While in China waiting for permission from U.S. forces to enter Japan, Hersey was on a side assignment in Manchuria when he came down with a bad case of the flu. He was transferred to a U.S. destroyer which took him back to Shanghai. Blume writes,

It turned out to be a fortuitous flu. As he convalesced onboard, crew members brought Hersey a few books from the ship’s library, including The Bridge of San Luis Rey by Thornton Wilder. The 1927 book detailed the lives of five people in Peru who were killed when a rope suspension bridge over a canyon broke and how these protagonists all found their way to that tragic moment.

Hersey realized that he could use Wilder’s approach to relate the human toll of the Hiroshima bombing in a compelling way. The story he would eventually write focused on six people, a priest, a pastor, two doctors, a widowed mother of three young children, and a clerk who was nearly crushed to death by office bookshelves that fell on her when the bomb went off.
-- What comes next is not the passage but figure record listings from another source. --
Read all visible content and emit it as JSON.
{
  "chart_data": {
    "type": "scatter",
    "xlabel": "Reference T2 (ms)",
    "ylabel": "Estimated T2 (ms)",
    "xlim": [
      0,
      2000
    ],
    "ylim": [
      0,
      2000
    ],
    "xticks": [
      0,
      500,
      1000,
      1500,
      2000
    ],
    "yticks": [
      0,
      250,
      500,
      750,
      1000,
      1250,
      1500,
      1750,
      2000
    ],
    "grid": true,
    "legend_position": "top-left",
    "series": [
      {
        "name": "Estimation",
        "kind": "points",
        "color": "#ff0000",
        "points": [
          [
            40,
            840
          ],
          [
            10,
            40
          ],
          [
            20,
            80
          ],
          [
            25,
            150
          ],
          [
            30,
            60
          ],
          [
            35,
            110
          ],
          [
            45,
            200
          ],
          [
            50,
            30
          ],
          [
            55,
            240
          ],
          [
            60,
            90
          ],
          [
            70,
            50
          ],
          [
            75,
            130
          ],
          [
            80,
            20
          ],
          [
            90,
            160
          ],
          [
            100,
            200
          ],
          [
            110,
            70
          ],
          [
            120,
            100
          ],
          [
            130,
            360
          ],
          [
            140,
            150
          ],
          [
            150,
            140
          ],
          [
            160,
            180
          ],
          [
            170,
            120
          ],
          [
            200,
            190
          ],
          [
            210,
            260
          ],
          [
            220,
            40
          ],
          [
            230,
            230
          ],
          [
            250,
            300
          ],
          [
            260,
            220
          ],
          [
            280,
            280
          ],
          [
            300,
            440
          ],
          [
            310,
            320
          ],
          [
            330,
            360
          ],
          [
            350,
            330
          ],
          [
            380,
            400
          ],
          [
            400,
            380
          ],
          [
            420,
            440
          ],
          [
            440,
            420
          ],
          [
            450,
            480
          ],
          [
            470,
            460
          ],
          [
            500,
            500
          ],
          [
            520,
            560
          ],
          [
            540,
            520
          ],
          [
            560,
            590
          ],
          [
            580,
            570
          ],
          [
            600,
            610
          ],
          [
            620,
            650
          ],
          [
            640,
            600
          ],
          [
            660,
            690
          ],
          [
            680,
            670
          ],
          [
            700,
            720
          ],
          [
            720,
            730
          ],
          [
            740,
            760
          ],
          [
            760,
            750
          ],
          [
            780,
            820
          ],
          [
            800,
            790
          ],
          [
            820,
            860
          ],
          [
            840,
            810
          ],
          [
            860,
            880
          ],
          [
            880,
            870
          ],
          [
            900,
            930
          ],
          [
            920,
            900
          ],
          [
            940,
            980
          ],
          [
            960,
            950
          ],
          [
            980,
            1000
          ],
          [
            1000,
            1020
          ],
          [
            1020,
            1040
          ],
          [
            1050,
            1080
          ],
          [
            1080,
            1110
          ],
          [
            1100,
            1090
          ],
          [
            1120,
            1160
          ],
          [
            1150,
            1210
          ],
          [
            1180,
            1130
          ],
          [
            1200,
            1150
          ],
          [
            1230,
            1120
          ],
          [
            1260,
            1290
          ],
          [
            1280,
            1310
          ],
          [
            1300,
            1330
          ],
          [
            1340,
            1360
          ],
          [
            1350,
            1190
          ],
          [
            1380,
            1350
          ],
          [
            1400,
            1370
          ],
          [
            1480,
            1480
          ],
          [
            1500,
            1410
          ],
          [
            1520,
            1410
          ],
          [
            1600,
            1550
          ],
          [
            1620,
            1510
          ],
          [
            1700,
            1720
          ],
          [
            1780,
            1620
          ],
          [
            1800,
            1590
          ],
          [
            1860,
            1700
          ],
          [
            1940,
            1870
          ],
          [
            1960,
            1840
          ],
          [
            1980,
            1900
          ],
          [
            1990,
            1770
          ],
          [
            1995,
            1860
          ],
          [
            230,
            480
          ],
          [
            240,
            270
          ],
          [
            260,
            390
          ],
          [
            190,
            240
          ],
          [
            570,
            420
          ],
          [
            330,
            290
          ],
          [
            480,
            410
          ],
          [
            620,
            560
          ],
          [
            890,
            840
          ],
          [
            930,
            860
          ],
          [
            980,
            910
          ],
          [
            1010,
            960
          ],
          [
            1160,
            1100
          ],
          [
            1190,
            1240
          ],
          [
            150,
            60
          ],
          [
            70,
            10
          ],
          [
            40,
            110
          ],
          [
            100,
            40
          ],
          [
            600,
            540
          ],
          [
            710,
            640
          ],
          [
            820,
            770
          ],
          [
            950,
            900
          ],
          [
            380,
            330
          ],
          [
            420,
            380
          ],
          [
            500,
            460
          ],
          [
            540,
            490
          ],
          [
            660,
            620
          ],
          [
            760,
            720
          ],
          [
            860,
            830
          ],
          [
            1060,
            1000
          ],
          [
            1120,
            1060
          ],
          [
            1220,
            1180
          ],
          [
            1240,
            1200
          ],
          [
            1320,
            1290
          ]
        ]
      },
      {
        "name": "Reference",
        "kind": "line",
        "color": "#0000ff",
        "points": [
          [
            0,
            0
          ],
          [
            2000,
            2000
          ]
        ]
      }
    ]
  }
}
Fallout relates the nature of the U.S. cover-up, including repeated denials that anyone exposed to the bomb was suffering from radiation sickness, and the intricate and secret planning by Ross, Shawn and Hersey to get Hersey into Hiroshima to get his story. It goes on to describes his contacts with survivors and the grim and gruesome experiences they recounted.

Other journalists who had gotten too close to the truth in Hiroshima or Nagasaki had seen their film go missing or their dispatches intercepted by occupation authorities, so Shawn advised Hersey to wait until he was back in the United States to actually write his story. After he did so, he, Ross and Shawn huddled secretly in Ross’s office editing and fact-checking the piece exhaustively. They wanted to ensure that there would be not a single inaccuracy that could be seized upon by critics to call into question the veracity of Hersey’s account.

No one else at the New Yorker had any idea what the August 31st issue would contain. Ross and Hersey even commissioned stories and art for the issue that they had no intention of running to avoid raising suspicions that anything unusual was in the works.

The article was a bombshell. And it profoundly altered public perceptions of the nature of atomic weapons. Many experts believe that Hersey’s article is a major reason such weapons have not been used since. At the time it was published there was consensus among government and military officials as well as ordinary citizens that atomic arms were legitimate weapons of war and would likely be used in the future. After it ran there was wide agreement, even among those who believed the use of the bombs in Japan was justified, that they were horrible weapons that must never be used again.

Some extensively researched histories are overwritten. You can feel as if you’re wading through a slough of extraneous details. Fallout is not one of those. At 191 pages, not counting the notes and index, it’s not a long book, and Blume keeps her story moving. (In her acknowledgments she thanks her editor who she says “shrewdly helped bring out the narrative from a mountain of material, and charmed his way through ordering often painful cuts to the manuscript.”)

Brevity aside, Blume keeps her story moving and makes you feel that you’re fully along for the ride.

1 thought on “Fallout, by Lesley M.M. Blume”

  1. Douglas Lee says:
    September 17, 2020 at 5:51 pm

    I agree the Fallout is an excellent book. For anyone who wants a deep dive into the story about how the atomic bomb was developed, I would strongly recommend The Making of the Atomic Bomb by Richard Rhodes. It’s long and dense, but becomes absolutely spellbinding as the scientists of the Manhattan Project pull off the creation of “the gadget”, not realizing what they are about to unleash on the world. It’s a great work of scientific and human history.